Creating dynamic symmetry in quantum systems | MIT News

Physicists and engineers have long been interested in creating new forms of matter, those that are not usually found in nature. Such materials could one day be used in, for example, new computer chips. Beyond applications, they also reveal elusive information about the fundamental workings of the universe. Recent work at MIT has both created and characterized new quantum systems demonstrating dynamic symmetry – particular types of behavior that repeat themselves periodically, like a bent and reflected form over time.

“There are two problems we had to solve,” said Changhao Li, a graduate student from the laboratory of Paola Cappellaro, professor of nuclear science and engineering. Li published the work recently in Physical examination letters, with Cappellaro and his graduate student colleague Guoqing Wang. “The first problem was that we had to design such a system. And second, how to characterize it? How do we observe this symmetry?

Concretely, the quantum system consisted of a diamond crystal approximately one millimeter in diameter. The crystal contains many imperfections caused by a nitrogen atom next to a gap in the lattice – a so-called nitrogen gap center. Just like an electron, each center has a quantum property called spin, with two discrete energy levels. Because the system is a quantum system, the spins can be found not only in one of the levels, but also in a combination of the two energy levels, like Schrödinger’s theoretical cat, which can be both alive and dead.

The energy level of the system is defined by its Hamiltonian, whose researchers devised periodic time dependence via microwave control. The system was said to have dynamic symmetry if its Hamiltonian was the same not only after every time period t but also after, for example, every t / 2 or t / 3, like folding a piece of paper in half or in three of so that no part sticks out. Georg Engelhardt, a post-doctoral fellow at Beijing Computational Science Research, who was not involved in this work but whose own theoretical work served as the basis, compares symmetry to guitar harmonics, in which a string can vibrate both at 100 hertz and at 50 Hz.

To induce and observe such dynamic symmetry, the MIT team first initialized the system using a laser pulse. Then they directed various selected frequencies of microwave radiation at it and allowed it to evolve, allowing it to absorb and emit energy. “What’s amazing is that when you add such driving, it can present some very fanciful phenomena,” Li said. “There will be periodic shaking.” Finally, they gave him another laser pulse and measured the visible light he was fluorescing, in order to measure his condition. The measurement was only a snapshot, so they repeated the experiment several times to piece together a sort of flip book that characterized its behavior over time.

“What’s very impressive is that they can show they have this incredible control over the quantum system,” says Engelhardt. “It’s easy enough to solve the equation, but to do this in an experiment is quite difficult.”

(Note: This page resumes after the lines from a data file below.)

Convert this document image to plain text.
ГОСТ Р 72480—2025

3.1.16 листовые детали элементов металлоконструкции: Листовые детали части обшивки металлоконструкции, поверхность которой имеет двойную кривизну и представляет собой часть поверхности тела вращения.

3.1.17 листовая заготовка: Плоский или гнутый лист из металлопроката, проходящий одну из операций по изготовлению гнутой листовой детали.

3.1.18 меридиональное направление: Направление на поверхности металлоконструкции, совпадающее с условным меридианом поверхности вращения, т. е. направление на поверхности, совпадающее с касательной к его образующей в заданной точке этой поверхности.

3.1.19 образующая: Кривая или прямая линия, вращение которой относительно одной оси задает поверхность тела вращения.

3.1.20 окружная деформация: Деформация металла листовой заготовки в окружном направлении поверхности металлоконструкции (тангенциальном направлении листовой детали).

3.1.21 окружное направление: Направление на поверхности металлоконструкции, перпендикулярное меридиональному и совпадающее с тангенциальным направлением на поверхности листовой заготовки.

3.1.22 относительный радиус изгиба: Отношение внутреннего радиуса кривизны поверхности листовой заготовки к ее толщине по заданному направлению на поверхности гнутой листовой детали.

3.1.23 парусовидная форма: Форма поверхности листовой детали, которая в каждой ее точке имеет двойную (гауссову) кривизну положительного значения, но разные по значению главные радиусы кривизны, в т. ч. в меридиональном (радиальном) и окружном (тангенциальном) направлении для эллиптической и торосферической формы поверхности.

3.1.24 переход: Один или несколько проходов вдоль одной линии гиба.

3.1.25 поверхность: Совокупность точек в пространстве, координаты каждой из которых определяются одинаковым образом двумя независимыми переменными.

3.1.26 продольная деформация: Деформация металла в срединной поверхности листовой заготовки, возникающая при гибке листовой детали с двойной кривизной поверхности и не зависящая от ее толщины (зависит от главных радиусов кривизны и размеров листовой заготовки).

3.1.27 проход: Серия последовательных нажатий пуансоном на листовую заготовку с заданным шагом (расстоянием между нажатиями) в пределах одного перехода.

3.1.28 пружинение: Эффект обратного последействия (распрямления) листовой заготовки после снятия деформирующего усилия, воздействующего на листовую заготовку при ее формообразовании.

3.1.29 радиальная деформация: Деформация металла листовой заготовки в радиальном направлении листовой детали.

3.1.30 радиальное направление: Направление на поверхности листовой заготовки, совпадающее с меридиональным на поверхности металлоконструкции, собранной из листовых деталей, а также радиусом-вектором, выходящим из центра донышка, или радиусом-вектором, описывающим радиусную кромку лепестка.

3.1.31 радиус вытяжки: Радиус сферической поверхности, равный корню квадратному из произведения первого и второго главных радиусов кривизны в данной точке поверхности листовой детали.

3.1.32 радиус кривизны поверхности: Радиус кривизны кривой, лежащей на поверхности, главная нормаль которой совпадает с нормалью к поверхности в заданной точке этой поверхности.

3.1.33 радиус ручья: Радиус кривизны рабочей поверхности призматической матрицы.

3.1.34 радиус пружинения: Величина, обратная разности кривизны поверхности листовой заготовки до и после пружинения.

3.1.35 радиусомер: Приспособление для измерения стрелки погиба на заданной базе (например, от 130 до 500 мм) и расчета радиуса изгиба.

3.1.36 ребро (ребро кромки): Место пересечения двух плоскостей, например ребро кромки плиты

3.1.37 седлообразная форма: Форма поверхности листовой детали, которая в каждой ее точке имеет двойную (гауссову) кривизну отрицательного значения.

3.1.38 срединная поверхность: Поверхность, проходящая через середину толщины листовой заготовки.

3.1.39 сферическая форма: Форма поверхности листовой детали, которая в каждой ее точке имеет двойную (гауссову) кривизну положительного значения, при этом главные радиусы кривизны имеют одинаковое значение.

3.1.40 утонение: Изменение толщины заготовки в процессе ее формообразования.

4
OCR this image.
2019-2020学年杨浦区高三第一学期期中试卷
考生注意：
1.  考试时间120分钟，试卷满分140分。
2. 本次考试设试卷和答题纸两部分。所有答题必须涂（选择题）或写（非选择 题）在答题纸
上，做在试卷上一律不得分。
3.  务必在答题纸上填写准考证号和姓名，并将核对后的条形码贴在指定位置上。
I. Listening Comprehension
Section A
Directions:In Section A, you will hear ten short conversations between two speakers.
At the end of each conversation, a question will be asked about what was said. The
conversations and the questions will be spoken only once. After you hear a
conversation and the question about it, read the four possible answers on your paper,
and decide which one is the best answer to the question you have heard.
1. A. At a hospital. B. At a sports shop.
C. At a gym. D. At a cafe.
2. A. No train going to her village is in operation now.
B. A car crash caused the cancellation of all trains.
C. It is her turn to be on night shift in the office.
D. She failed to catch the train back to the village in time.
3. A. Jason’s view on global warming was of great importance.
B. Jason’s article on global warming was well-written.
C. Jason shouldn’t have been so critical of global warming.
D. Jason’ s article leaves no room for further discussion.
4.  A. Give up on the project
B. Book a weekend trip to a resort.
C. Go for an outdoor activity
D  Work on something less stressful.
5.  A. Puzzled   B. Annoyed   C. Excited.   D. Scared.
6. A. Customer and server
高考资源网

Critically, the researchers observed that the dynamic symmetry of the Hamiltonian – the harmonics of the system’s energy level – dictated what transitions could occur between one state and another. “And the novelty of this work,” says Wang, “is also that we present a tool that can be used to characterize any quantum information platform, not just the nitrogen vacancy centers in diamonds. This is widely applicable. Li notes that their technique is simpler than the previous methods, those which require constant laser pulses to drive and measure the periodic movement of the system.

One engineering application is quantum computers, systems that manipulate qubits, bits that can be not just 0 or 1, but a combination of 0 and 1. The rotation of a diamond can encode a qubit in its two levels. of energy.

Qubits are tricky: they easily break down into a single bit, a 1, or a 0. Or the qubit can become the wrong combination of 0 and 1. “These tools for measuring dynamic symmetries,” Engelhardt explains, “can be used like a check that your experiment is tuned correctly – and with very high precision. ”He notes the problem of outside disturbances in quantum computers, which he likens to a detuned guitar. By adjusting the tension of the strings – by adjusting the radiation microwave – so that the harmonics meet certain theoretical requirements of symmetry, one can be sure that the experiment is perfectly calibrated.

The MIT team already has extensions to this work in view. “The next step is to apply our method to more complex systems and study more interesting physics,” says Li. They aim for more than two energy levels – three, or 10, or more. With more energy levels, they can represent more qubits. “When you have more qubits, you have more complex symmetries,” Li explains. “And you can characterize them using our method here.”

This research was funded, in part, by the National Science Foundation.